Kenya’s Ban on Killing of Donkeys for Ejiao Has Been Rescinded – Take Action!
Update: June 2020
Earlier this year, Kenya’s cabinet secretary for agriculture announced a ban on all donkey slaughterhouses in the country, but it has now been rescinded. Donkeys need your help more than ever.
Please take action and demand that Kenya shut down its donkey slaughterhouses.
Originally published: February 2020
After nearly two years of pressure from PETA and our international affiliates—including more than 200,000 e-mails from kind people like you—the cabinet secretary of Kenya’s Ministry of Agriculture, Peter Munya, has finally banned donkey slaughterhouses in the country!
View this post on Instagram
At least 1,000 donkeys are slaughtered every day in Kenya to be exported to China, where their skin is boiled down to make ejiao, an ingredient used in medicines, cosmetics, and candy.
Last year, PETA’s investigative footage revealed that frightened donkeys are cruelly beaten by workers at government-sanctioned slaughterhouses, all of which will be shut down by next month.
The investigation also found that donkeys are packed onto trucks and forced to endure grueling journeys to slaughterhouses from as far away as neighboring countries.

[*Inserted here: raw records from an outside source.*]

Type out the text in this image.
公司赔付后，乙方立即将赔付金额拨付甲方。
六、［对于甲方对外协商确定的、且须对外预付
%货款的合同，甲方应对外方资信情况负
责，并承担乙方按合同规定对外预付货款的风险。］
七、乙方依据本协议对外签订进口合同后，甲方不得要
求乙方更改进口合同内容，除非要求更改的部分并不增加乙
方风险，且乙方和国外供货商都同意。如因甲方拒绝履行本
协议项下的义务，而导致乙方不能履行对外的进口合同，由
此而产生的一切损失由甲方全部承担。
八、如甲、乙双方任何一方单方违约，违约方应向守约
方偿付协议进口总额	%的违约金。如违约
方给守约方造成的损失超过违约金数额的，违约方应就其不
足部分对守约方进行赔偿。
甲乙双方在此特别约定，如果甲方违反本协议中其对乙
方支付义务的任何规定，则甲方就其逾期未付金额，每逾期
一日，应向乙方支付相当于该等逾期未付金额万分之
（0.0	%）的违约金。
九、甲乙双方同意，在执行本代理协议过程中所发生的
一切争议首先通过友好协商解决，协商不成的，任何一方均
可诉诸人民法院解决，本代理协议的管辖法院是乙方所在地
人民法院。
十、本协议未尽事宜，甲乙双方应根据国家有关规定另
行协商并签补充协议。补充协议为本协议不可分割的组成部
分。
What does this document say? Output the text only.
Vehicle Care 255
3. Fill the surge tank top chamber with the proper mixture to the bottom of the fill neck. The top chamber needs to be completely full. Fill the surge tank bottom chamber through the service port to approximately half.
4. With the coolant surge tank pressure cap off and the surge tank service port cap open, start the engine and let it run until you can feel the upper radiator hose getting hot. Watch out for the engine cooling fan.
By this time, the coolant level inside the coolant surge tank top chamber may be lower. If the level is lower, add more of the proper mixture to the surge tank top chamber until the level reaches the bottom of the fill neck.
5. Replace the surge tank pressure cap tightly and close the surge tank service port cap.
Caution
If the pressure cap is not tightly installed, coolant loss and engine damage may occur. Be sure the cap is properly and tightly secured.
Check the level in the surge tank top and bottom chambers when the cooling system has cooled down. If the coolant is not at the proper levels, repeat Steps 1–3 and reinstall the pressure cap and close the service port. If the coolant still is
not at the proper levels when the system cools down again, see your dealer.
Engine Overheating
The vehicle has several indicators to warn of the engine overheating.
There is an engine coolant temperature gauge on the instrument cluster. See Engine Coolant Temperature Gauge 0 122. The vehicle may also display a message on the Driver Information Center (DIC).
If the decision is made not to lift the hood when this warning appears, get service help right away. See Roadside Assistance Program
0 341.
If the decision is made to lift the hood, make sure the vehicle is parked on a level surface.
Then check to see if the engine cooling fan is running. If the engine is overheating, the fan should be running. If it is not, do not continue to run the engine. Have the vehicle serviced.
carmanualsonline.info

The trip from the border with Ethiopia can take two days, during which the animals aren’t given any water or food, and many collapse and even die. Workers left the bodies of two donkeys who had died during the long journey outside a slaughterhouse and dragged another one – who was injured so badly that she was unable to stand – from the truck, dumped her on the ground, and kicked her.
Pakistan and numerous African countries – including Botswana, Burkina Faso, Mali, Niger, Senegal, Tanzania, and Uganda – have banned Chinese-funded slaughterhouses or implemented policies to stop the export of donkey skins to China. In addition, eBay and dozens of other companies have agreed to stop selling items containing ejiao.
The Misery Behind Ejiao
The market for ejiao is growing rapidly. Donkeys are now being imported into China for slaughter from countries in Asia, the Middle East, and South America in order to meet the demand, and some other countries, including Australia, are shamefully considering opening up a live-export donkey trade. The ejiao industry is also giving rise to a black market for donkeys: Many are being taken by rustlers or slaughtered illegally so that people can profit from China’s medicinal market. The demand is so high that other animals, such as horses, pigs, and cows, are now meeting the same gruesome fate in the production of fake ejiao.